This repositiory documents an investigation into MLOps and MLOps tools and platforms conducted as part of SURF's MultiCloud Capabilities project. The goal of the project was to create an inventory of essential MLOps components, as well as get hands-on experience with an MLOps platform, in our case Kubeflow.
MLOps is a set of practices for collaboration and communication between data scientists and operations. It follows the DevOps paradigm, which provides tools and practices for bridging the gap between development and operations.
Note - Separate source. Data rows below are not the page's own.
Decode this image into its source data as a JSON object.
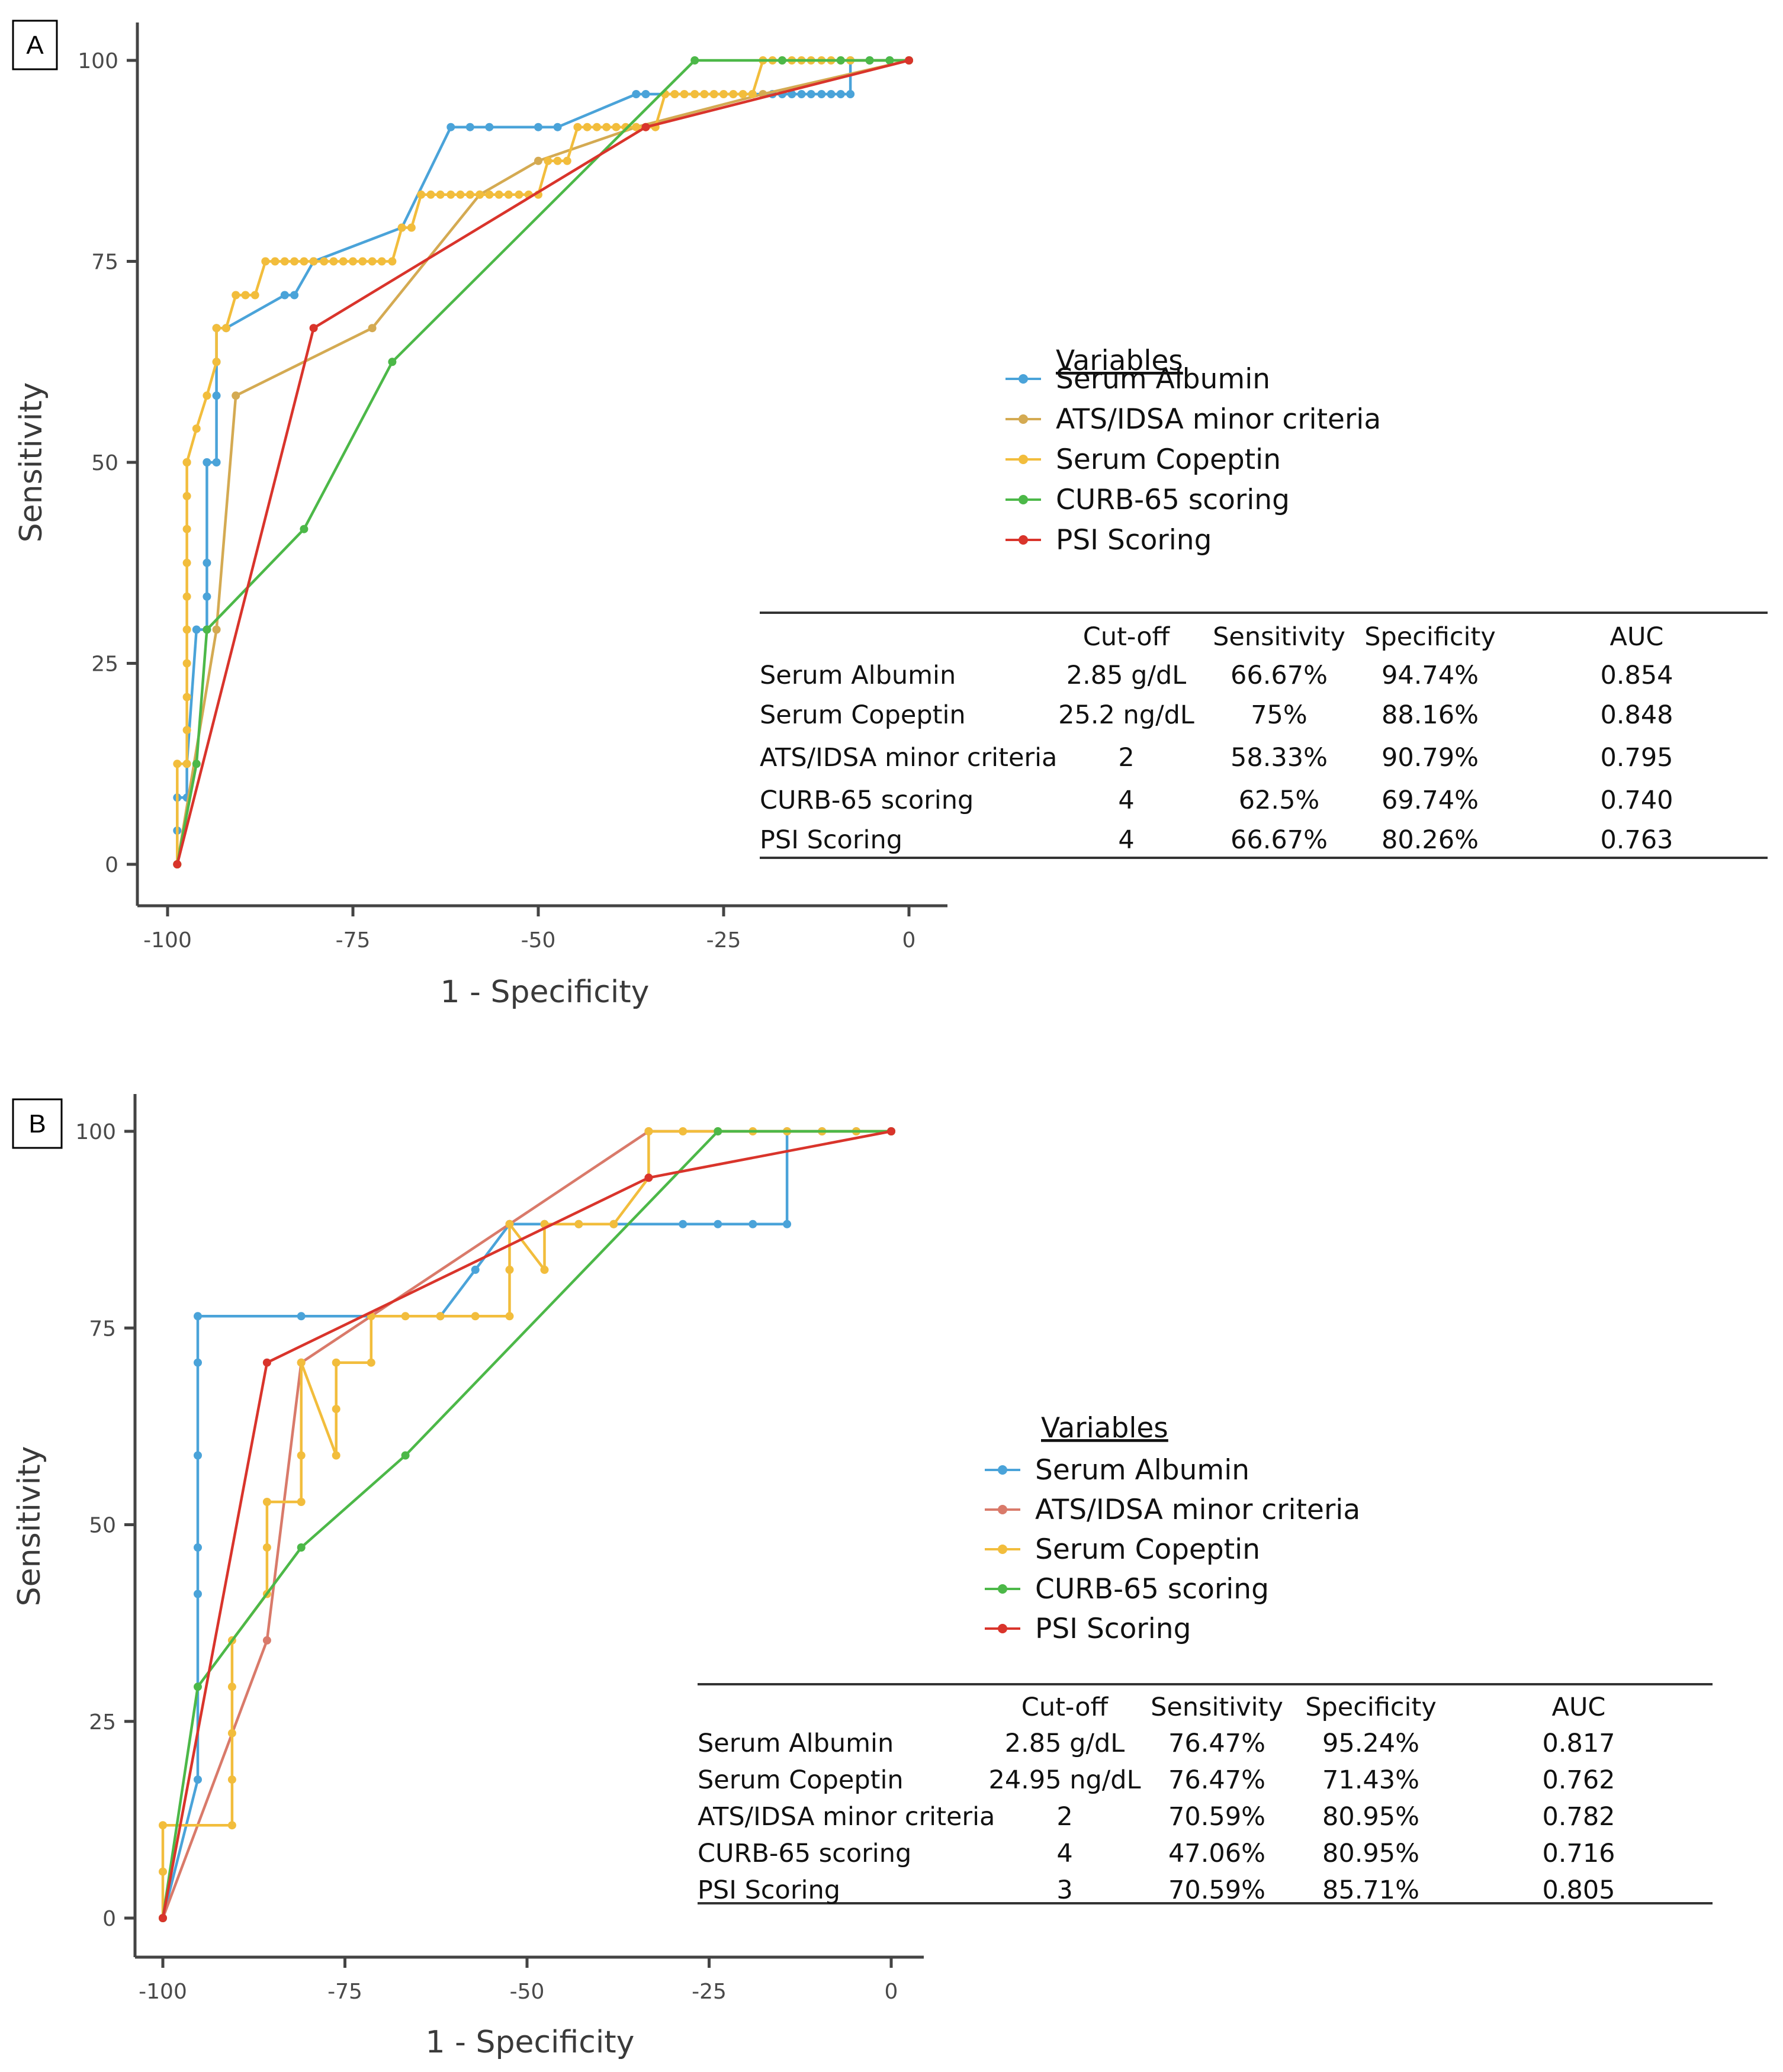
{
  "chart_data": [
    {
      "type": "line",
      "panel_label": "A",
      "xlabel": "1 - Specificity",
      "ylabel": "Sensitivity",
      "xlim": [
        -100,
        0
      ],
      "ylim": [
        0,
        100
      ],
      "x_ticks": [
        "-100",
        "-75",
        "-50",
        "-25",
        "0"
      ],
      "y_ticks": [
        "0",
        "25",
        "50",
        "75",
        "100"
      ],
      "legend_title": "Variables",
      "series": [
        {
          "name": "Serum Albumin",
          "color": "#4aa3d9",
          "x": [
            -98.7,
            -98.7,
            -98.7,
            -97.4,
            -97.4,
            -96.1,
            -94.7,
            -94.7,
            -94.7,
            -94.7,
            -94.7,
            -93.4,
            -93.4,
            -93.4,
            -93.4,
            -92.1,
            -84.2,
            -82.9,
            -80.3,
            -68.4,
            -61.8,
            -59.2,
            -56.6,
            -50.0,
            -47.4,
            -36.8,
            -35.5,
            -21.1,
            -18.4,
            -17.1,
            -15.8,
            -14.5,
            -13.2,
            -11.8,
            -10.5,
            -9.2,
            -7.9,
            -7.9,
            -5.3,
            -2.6,
            0
          ],
          "y": [
            0,
            4.2,
            8.3,
            8.3,
            12.5,
            29.2,
            29.2,
            33.3,
            37.5,
            50.0,
            50.0,
            50.0,
            58.3,
            62.5,
            66.7,
            66.7,
            70.8,
            70.8,
            75.0,
            79.2,
            91.7,
            91.7,
            91.7,
            91.7,
            91.7,
            95.8,
            95.8,
            95.8,
            95.8,
            95.8,
            95.8,
            95.8,
            95.8,
            95.8,
            95.8,
            95.8,
            95.8,
            100,
            100,
            100,
            100
          ]
        },
        {
          "name": "ATS/IDSA minor criteria",
          "color": "#d4aa52",
          "x": [
            -98.7,
            -93.4,
            -90.8,
            -72.4,
            -57.9,
            -50.0,
            -36.8,
            -19.7,
            0
          ],
          "y": [
            0,
            29.2,
            58.3,
            66.7,
            83.3,
            87.5,
            91.7,
            95.8,
            100
          ]
        },
        {
          "name": "Serum Copeptin",
          "color": "#f2bd3c",
          "x": [
            -98.7,
            -98.7,
            -97.4,
            -97.4,
            -97.4,
            -97.4,
            -97.4,
            -97.4,
            -97.4,
            -97.4,
            -97.4,
            -97.4,
            -97.4,
            -97.4,
            -96.1,
            -94.7,
            -93.4,
            -93.4,
            -92.1,
            -90.8,
            -89.5,
            -88.2,
            -86.8,
            -85.5,
            -84.2,
            -82.9,
            -81.6,
            -80.3,
            -78.9,
            -77.6,
            -76.3,
            -75.0,
            -73.7,
            -72.4,
            -71.1,
            -69.7,
            -68.4,
            -67.1,
            -65.8,
            -64.5,
            -63.2,
            -61.8,
            -60.5,
            -59.2,
            -57.9,
            -56.6,
            -55.3,
            -54.0,
            -52.6,
            -51.3,
            -50.0,
            -48.7,
            -47.4,
            -46.1,
            -44.7,
            -43.4,
            -42.1,
            -40.8,
            -39.5,
            -38.2,
            -36.8,
            -35.5,
            -34.2,
            -32.9,
            -31.6,
            -30.3,
            -28.9,
            -27.6,
            -26.3,
            -25.0,
            -23.7,
            -22.4,
            -21.1,
            -19.7,
            -18.4,
            -17.1,
            -15.8,
            -14.5,
            -13.2,
            -11.8,
            -10.5,
            -9.2,
            -7.9,
            0
          ],
          "y": [
            0,
            12.5,
            12.5,
            16.7,
            20.8,
            25.0,
            29.2,
            33.3,
            37.5,
            41.7,
            45.8,
            50.0,
            50.0,
            50.0,
            54.2,
            58.3,
            62.5,
            66.7,
            66.7,
            70.8,
            70.8,
            70.8,
            75.0,
            75.0,
            75.0,
            75.0,
            75.0,
            75.0,
            75.0,
            75.0,
            75.0,
            75.0,
            75.0,
            75.0,
            75.0,
            75.0,
            79.2,
            79.2,
            83.3,
            83.3,
            83.3,
            83.3,
            83.3,
            83.3,
            83.3,
            83.3,
            83.3,
            83.3,
            83.3,
            83.3,
            83.3,
            87.5,
            87.5,
            87.5,
            91.7,
            91.7,
            91.7,
            91.7,
            91.7,
            91.7,
            91.7,
            91.7,
            91.7,
            95.8,
            95.8,
            95.8,
            95.8,
            95.8,
            95.8,
            95.8,
            95.8,
            95.8,
            95.8,
            100,
            100,
            100,
            100,
            100,
            100,
            100,
            100,
            100,
            100,
            100
          ]
        },
        {
          "name": "CURB-65 scoring",
          "color": "#4cb848",
          "x": [
            -98.7,
            -96.1,
            -94.7,
            -81.6,
            -69.7,
            -28.9,
            -17.1,
            -9.2,
            -5.3,
            -2.6,
            0
          ],
          "y": [
            0,
            12.5,
            29.2,
            41.7,
            62.5,
            100,
            100,
            100,
            100,
            100,
            100
          ]
        },
        {
          "name": "PSI Scoring",
          "color": "#d9342b",
          "x": [
            -98.7,
            -80.3,
            -35.5,
            0
          ],
          "y": [
            0,
            66.7,
            91.7,
            100
          ]
        }
      ],
      "table": {
        "headers": [
          "",
          "Cut-off",
          "Sensitivity",
          "Specificity",
          "AUC"
        ],
        "rows": [
          [
            "Serum Albumin",
            "2.85 g/dL",
            "66.67%",
            "94.74%",
            "0.854"
          ],
          [
            "Serum Copeptin",
            "25.2 ng/dL",
            "75%",
            "88.16%",
            "0.848"
          ],
          [
            "ATS/IDSA minor criteria",
            "2",
            "58.33%",
            "90.79%",
            "0.795"
          ],
          [
            "CURB-65 scoring",
            "4",
            "62.5%",
            "69.74%",
            "0.740"
          ],
          [
            "PSI Scoring",
            "4",
            "66.67%",
            "80.26%",
            "0.763"
          ]
        ]
      }
    },
    {
      "type": "line",
      "panel_label": "B",
      "xlabel": "1 - Specificity",
      "ylabel": "Sensitivity",
      "xlim": [
        -100,
        0
      ],
      "ylim": [
        0,
        100
      ],
      "x_ticks": [
        "-100",
        "-75",
        "-50",
        "-25",
        "0"
      ],
      "y_ticks": [
        "0",
        "25",
        "50",
        "75",
        "100"
      ],
      "legend_title": "Variables",
      "series": [
        {
          "name": "Serum Albumin",
          "color": "#4aa3d9",
          "x": [
            -100,
            -95.2,
            -95.2,
            -95.2,
            -95.2,
            -95.2,
            -95.2,
            -81.0,
            -61.9,
            -57.1,
            -52.4,
            -47.6,
            -42.9,
            -38.1,
            -28.6,
            -23.8,
            -19.0,
            -14.3,
            -14.3,
            -9.5,
            -4.8,
            0
          ],
          "y": [
            0,
            17.6,
            41.2,
            47.1,
            58.8,
            70.6,
            76.5,
            76.5,
            76.5,
            82.4,
            88.2,
            88.2,
            88.2,
            88.2,
            88.2,
            88.2,
            88.2,
            88.2,
            100,
            100,
            100,
            100
          ]
        },
        {
          "name": "ATS/IDSA minor criteria",
          "color": "#d97a6a",
          "x": [
            -100,
            -85.7,
            -81.0,
            -52.4,
            -33.3,
            0
          ],
          "y": [
            0,
            35.3,
            70.6,
            88.2,
            100,
            100
          ]
        },
        {
          "name": "Serum Copeptin",
          "color": "#f2bd3c",
          "x": [
            -100,
            -100,
            -100,
            -90.5,
            -90.5,
            -90.5,
            -90.5,
            -90.5,
            -85.7,
            -85.7,
            -85.7,
            -81.0,
            -81.0,
            -81.0,
            -76.2,
            -76.2,
            -76.2,
            -71.4,
            -71.4,
            -66.7,
            -61.9,
            -57.1,
            -52.4,
            -52.4,
            -52.4,
            -47.6,
            -47.6,
            -42.9,
            -38.1,
            -33.3,
            -33.3,
            -28.6,
            -23.8,
            -19.0,
            -14.3,
            -9.5,
            -4.8,
            0
          ],
          "y": [
            0,
            5.9,
            11.8,
            11.8,
            17.6,
            23.5,
            29.4,
            35.3,
            41.2,
            47.1,
            52.9,
            52.9,
            58.8,
            70.6,
            58.8,
            64.7,
            70.6,
            70.6,
            76.5,
            76.5,
            76.5,
            76.5,
            76.5,
            82.4,
            88.2,
            82.4,
            88.2,
            88.2,
            88.2,
            94.1,
            100,
            100,
            100,
            100,
            100,
            100,
            100,
            100
          ]
        },
        {
          "name": "CURB-65 scoring",
          "color": "#4cb848",
          "x": [
            -100,
            -95.2,
            -81.0,
            -66.7,
            -23.8,
            0
          ],
          "y": [
            0,
            29.4,
            47.1,
            58.8,
            100,
            100
          ]
        },
        {
          "name": "PSI Scoring",
          "color": "#d9342b",
          "x": [
            -100,
            -85.7,
            -33.3,
            0
          ],
          "y": [
            0,
            70.6,
            94.1,
            100
          ]
        }
      ],
      "table": {
        "headers": [
          "",
          "Cut-off",
          "Sensitivity",
          "Specificity",
          "AUC"
        ],
        "rows": [
          [
            "Serum Albumin",
            "2.85 g/dL",
            "76.47%",
            "95.24%",
            "0.817"
          ],
          [
            "Serum Copeptin",
            "24.95 ng/dL",
            "76.47%",
            "71.43%",
            "0.762"
          ],
          [
            "ATS/IDSA minor criteria",
            "2",
            "70.59%",
            "80.95%",
            "0.782"
          ],
          [
            "CURB-65 scoring",
            "4",
            "47.06%",
            "80.95%",
            "0.716"
          ],
          [
            "PSI Scoring",
            "3",
            "70.59%",
            "85.71%",
            "0.805"
          ]
        ]
      }
    }
  ]
}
An end-to-end MLOps platform should provide the following functionality:
- Data management and preprocessing
- Experimentation and model development
- Model deployment and serving
- Model monitoring and performance tracking
- Collaboration and version control
- Automated pipelining and workflow orchestration
- Model governance and compliance
- Integration with ML tools and libraries
There are various MLOps tools and platforms available, including Kubeflow, MlFlow, and ClearML. Each tool has its own strengths and weaknesses, and the choice of tool depends on the specific needs of the project.
MLOps is a critical component for professionalizing and operationalizing ML practices. An MLOps platform should provide a range of functionality to support the entire machine learning lifecycle. The required functionality depends on the MLOps maturity level that is being targeted, which can be different in a commercial context as compared to a research context.